The Personalist Project
Accessed on January 24, 2020 - 4:14:10
Image Creator:Sebastian C. Adams [Public domain], via Wikimedia Commons
It's popular in some circles to advise people to ask themselves, "Am I on the right side of history?" The idea is to look at contemporary issues from a distance and ask yourself what a theoretical future person would think of the issues of our day.
I'm not sure, however, how useful it is. We are very good at imagining that future generations will think like we do--we certainly project contemporary values on the past all the time in our entertainment.
More problematically, the question assumes that the future observer is ethically advanced, that the progress of history has brought humanity closer to some future state of equality, enlightenment, and justice.
It's easy enough to chart the progress of certain ideas currently in vogue and predict the victory of certain social movements, and think that since those ideas seem to be moving towards dominance that they must then be better. After all, we don't want to be on the wrong side of history! It helps to remember that the judgment of history is merely the judgment of those who prevail, and there is no reason to believe the just will always prevail on earth.
In other circles, where the myth of progress is violently eschewed, there is a temptation to instead enshrine the past as representing some kind of golden age, a time when truth was truth and we knew where we stood. Maybe there were some things that weren't perfect, but we are assured that overall, human life was much more natural, organic, or virtuous. We have to learn from the wisdom of the past before it is lost! We need to go back to a better time! But it was the times that were that brought us to the time that is. The seeds of whatever rot we are reaping now were all sown in centuries past; there is no perfect age to go back to. And the past contains things that seem now self-evidently evil, such that we find ourselves having to amend some serious provisos to our dreams of travelling backwards in time.
Perhaps then, we should not waste time trying to find "the right side of history" and instead dedicate ourselves to being humbled by it. Looking back, we can see what seem like glaring hypocrisies--advocates of the "Inalienable Right to Liberty" who owned slaves, Christian missionaries who mistreated their charges--so many blind spots in people who failed to live up to their professed ideals in a consistent manner.

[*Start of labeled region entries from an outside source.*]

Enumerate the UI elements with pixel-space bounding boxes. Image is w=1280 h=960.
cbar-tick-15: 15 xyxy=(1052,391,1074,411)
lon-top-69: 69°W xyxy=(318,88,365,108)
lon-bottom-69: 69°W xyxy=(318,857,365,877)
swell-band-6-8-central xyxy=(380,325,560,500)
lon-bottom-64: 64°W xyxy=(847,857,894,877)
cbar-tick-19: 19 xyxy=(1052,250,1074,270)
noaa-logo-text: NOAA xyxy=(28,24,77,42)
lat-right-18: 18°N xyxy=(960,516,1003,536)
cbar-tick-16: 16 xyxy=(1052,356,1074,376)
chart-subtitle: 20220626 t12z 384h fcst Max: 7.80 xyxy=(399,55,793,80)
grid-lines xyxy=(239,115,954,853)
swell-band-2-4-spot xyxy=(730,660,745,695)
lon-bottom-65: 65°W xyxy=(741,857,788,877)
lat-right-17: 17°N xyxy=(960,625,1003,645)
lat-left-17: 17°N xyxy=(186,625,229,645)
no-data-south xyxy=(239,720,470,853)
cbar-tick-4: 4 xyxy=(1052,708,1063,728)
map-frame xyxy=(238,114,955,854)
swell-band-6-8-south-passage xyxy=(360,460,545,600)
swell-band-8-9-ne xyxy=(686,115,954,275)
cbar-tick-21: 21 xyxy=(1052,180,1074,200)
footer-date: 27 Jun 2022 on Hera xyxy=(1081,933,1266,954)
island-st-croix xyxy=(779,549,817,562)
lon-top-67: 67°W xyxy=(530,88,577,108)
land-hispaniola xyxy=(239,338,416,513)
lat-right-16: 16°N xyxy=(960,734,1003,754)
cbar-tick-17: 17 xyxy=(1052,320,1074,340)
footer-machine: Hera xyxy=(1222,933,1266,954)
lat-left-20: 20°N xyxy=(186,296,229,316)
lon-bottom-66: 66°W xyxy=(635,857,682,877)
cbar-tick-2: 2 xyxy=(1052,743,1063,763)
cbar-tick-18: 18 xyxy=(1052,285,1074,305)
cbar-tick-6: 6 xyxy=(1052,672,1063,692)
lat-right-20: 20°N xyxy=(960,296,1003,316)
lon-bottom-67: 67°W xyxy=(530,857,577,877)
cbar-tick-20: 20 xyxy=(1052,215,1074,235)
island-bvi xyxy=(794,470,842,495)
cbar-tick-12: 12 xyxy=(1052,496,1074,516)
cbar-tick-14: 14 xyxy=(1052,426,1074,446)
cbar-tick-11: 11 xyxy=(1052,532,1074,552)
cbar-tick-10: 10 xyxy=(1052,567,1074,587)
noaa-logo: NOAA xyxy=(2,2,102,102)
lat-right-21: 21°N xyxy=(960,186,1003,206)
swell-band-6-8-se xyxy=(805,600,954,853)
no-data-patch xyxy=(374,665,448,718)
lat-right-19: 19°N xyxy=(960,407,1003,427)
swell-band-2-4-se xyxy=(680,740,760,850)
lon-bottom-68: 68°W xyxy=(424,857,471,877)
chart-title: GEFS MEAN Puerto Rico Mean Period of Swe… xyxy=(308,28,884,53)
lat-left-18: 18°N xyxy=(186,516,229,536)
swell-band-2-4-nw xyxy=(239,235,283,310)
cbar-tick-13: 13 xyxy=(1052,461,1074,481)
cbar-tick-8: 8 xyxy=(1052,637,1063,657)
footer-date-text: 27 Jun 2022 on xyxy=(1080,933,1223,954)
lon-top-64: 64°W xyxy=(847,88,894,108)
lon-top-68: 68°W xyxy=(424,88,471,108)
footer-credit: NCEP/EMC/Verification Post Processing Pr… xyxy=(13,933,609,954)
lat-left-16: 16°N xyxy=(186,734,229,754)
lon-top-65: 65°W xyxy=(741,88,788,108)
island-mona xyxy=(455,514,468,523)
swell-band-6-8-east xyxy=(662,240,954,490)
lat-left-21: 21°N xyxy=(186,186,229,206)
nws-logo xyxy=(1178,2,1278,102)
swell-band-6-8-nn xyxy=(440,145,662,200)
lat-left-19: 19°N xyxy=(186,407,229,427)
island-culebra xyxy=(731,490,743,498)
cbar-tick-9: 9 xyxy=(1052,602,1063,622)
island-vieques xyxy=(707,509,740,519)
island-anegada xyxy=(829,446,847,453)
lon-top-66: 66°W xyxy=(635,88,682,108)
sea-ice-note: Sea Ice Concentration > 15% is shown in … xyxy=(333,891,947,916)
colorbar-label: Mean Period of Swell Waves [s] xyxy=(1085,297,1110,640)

We are not any different from the people of the past. Those of the future are not any different than we are. We are all inclined to blind spots, to inconsistencies, to hypocrisy, to confusion. We might accept the platitudes of today without examination, or accept the platitudes of the past with just as little thought. The desire to be "on the right side of history" is only the process of accepting what we imagine to be the platitudes of the future, without examining the direction we are heading.
It was suggested to me, during a discussion earlier this week, that it is unrealistic, heartless, and privileged to attempt to apply a set of ethical and moral principles to the real situations people and nations face. Times of crisis, I was told, are no time for "intellectual games," no time for examining the morality of acts, no time for asking questions about what makes X an evil but Y tolerable.
It seems to me, though, that the only time we do have to put our principles into action is the time we are in. Now is the time to become actors in history, moved not by the currents around us but by the compass of our principles. There will never be a better time to find your compass and set your path by it than the day you are in now. It is the only time you have.